Hydrograd: A Differentiable 2D Shallow-water Equation Solver for Scientific Machine Learning

Automatic differentiation (AD) and differentiable programming offer a promising approach to integrating physics-based and data-driven modeling in computational hydrodynamics. Hydrograd is a prime example—a differentiable 2D shallow water equations (SWEs) solver designed for scientific machine learning. It shares similarities with other 2D SWEs solvers, such as SRH-2D, HEC-RAS, and AdH. However, its key distinction lies in its automatic differentiability with respect to any model parameter. This feature makes Hydrograd seamlessly integrable with AI and ML techniques.
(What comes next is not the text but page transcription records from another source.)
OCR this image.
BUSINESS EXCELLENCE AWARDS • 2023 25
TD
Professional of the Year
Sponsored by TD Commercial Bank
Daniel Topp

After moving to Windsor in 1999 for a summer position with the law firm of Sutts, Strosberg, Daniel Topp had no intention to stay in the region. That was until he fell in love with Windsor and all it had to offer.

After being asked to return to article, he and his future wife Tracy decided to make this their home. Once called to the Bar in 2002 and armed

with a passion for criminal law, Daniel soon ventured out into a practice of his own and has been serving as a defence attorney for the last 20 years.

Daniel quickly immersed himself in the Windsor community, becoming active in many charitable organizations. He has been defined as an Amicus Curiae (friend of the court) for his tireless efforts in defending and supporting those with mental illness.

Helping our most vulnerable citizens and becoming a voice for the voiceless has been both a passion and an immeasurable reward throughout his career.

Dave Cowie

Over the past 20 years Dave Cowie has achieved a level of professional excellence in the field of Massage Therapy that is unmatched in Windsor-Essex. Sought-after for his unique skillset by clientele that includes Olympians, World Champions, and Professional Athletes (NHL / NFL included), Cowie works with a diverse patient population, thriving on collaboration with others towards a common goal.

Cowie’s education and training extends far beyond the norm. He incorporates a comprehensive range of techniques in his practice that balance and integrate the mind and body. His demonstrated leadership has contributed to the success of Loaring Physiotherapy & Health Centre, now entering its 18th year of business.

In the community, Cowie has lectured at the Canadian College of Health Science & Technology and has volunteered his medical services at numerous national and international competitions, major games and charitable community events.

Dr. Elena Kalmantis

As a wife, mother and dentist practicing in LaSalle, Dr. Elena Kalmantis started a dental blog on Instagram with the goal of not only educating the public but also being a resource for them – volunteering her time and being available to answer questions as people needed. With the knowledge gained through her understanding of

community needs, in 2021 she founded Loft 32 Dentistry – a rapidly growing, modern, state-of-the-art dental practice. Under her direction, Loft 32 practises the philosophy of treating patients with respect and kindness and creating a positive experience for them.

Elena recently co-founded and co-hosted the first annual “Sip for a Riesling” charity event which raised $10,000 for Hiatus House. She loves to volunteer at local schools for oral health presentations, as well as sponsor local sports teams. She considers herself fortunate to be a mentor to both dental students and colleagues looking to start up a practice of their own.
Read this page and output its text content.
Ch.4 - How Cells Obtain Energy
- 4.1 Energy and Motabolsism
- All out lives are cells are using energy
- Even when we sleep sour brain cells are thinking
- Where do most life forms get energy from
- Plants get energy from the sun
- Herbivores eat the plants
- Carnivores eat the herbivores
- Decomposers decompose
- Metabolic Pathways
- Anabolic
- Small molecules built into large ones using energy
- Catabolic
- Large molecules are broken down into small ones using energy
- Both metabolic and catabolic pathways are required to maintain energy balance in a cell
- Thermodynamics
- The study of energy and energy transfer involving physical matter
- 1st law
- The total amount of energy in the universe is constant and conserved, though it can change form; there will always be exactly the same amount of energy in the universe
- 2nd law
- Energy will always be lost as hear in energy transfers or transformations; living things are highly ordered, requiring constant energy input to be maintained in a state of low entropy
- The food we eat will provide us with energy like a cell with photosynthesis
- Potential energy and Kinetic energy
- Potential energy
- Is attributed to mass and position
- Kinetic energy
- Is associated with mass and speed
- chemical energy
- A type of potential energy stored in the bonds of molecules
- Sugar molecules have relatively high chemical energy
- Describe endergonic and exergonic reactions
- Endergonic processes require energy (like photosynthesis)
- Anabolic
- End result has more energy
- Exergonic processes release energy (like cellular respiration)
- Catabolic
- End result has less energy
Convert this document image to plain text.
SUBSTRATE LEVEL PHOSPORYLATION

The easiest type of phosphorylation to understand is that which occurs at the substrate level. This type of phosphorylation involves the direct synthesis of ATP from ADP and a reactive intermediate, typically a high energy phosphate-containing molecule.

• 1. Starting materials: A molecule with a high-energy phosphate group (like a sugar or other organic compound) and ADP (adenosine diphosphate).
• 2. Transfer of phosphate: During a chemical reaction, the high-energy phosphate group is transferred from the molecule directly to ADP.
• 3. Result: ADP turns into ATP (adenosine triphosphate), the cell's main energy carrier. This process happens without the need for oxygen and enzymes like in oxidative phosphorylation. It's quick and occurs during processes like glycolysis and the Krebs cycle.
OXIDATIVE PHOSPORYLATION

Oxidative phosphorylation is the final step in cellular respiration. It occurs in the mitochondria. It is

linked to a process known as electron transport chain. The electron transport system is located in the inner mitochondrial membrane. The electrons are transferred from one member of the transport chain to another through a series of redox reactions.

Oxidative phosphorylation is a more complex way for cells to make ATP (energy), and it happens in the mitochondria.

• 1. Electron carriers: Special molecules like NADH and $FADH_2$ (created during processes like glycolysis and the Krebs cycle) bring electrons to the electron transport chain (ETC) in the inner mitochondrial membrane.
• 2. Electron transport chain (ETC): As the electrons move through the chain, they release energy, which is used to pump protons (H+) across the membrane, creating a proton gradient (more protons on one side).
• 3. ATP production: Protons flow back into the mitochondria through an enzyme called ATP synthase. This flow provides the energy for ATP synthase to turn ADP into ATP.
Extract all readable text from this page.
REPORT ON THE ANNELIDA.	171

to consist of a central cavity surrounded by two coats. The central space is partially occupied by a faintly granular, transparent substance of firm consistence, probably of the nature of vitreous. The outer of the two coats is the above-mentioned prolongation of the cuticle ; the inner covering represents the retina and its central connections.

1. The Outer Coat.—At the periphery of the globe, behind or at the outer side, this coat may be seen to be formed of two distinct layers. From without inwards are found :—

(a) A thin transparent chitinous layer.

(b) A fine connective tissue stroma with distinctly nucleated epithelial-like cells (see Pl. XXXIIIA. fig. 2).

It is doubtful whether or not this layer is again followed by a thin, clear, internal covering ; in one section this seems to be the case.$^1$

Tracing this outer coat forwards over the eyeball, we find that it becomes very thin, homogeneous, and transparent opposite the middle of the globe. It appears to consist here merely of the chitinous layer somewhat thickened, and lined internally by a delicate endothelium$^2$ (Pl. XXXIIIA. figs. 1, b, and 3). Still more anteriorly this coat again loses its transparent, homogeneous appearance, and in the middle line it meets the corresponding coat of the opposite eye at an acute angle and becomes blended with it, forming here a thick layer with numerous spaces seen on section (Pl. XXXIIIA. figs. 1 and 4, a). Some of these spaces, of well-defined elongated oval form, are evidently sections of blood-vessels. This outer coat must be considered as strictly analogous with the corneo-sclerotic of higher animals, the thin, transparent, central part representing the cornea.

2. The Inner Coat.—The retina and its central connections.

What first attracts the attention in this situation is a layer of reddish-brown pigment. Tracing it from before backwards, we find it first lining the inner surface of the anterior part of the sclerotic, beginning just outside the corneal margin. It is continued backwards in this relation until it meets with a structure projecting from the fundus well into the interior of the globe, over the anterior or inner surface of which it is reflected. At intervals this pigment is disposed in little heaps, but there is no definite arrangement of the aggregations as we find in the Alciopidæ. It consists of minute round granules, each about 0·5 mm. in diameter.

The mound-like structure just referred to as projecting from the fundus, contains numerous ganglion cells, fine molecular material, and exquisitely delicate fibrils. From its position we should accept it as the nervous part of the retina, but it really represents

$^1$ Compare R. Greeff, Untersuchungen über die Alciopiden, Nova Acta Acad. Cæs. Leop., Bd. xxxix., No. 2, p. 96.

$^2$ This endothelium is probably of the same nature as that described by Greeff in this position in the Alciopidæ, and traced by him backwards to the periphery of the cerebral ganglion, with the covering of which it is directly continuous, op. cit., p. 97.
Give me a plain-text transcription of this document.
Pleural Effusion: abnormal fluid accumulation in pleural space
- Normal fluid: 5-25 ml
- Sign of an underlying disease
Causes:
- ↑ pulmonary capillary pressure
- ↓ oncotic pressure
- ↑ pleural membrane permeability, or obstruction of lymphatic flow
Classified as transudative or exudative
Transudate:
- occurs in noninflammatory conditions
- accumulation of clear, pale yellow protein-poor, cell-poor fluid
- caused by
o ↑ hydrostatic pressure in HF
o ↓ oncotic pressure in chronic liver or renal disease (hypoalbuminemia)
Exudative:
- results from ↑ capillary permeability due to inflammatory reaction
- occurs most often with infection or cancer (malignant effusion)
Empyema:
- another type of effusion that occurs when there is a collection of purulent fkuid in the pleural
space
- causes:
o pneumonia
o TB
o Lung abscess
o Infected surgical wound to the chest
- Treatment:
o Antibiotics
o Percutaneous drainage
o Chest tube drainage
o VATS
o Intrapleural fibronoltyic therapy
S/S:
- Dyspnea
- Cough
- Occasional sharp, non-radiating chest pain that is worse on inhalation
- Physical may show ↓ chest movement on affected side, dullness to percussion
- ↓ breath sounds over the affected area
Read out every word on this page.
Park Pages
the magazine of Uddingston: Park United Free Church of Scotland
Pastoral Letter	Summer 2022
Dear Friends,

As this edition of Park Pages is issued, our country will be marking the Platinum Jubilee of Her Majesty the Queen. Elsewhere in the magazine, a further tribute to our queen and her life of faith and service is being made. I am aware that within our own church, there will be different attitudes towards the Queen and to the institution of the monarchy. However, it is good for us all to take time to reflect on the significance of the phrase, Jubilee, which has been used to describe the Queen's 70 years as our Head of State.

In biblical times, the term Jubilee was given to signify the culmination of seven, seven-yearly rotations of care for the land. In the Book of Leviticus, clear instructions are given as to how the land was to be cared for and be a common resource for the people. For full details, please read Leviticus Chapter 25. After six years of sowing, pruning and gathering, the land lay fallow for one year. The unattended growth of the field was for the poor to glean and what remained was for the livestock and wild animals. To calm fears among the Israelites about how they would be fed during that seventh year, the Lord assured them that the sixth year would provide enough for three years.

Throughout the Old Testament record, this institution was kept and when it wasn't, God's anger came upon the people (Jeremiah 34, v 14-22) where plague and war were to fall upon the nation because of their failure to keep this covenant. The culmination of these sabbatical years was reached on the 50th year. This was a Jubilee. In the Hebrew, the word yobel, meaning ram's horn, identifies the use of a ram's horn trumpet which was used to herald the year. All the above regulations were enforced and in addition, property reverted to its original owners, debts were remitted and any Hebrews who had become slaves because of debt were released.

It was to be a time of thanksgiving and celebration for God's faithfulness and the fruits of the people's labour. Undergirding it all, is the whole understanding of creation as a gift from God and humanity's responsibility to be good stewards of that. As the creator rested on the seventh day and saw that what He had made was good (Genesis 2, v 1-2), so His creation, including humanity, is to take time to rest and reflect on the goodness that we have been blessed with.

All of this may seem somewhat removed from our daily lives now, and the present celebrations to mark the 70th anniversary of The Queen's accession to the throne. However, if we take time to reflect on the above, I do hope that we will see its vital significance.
Built on Julia and the SciML ecosystem, Hydrograd delivers accurate solutions for forward simulations, sensitivity analysis, parameter inversion, and physics discovery through Universal Differential Equations (UDEs). In the UDE framework, certain components of the governing partial differential equations (PDEs)—such as Manning’s n, the flow resistance term, or riverbed elevation—are replaced with a neural network. Hydrograd solves the 2D SWEs on unstructured meshes, similar to those used by SRH-2D and HEC-RAS 2D, making it well-suited for real-world applications. This talk will showcase Hydrograd’s capabilities through various examples, including sensitivity analysis of Manning’s roughness coefficient, parameter inversion, and the discovery of flow resistance physics using UDEs.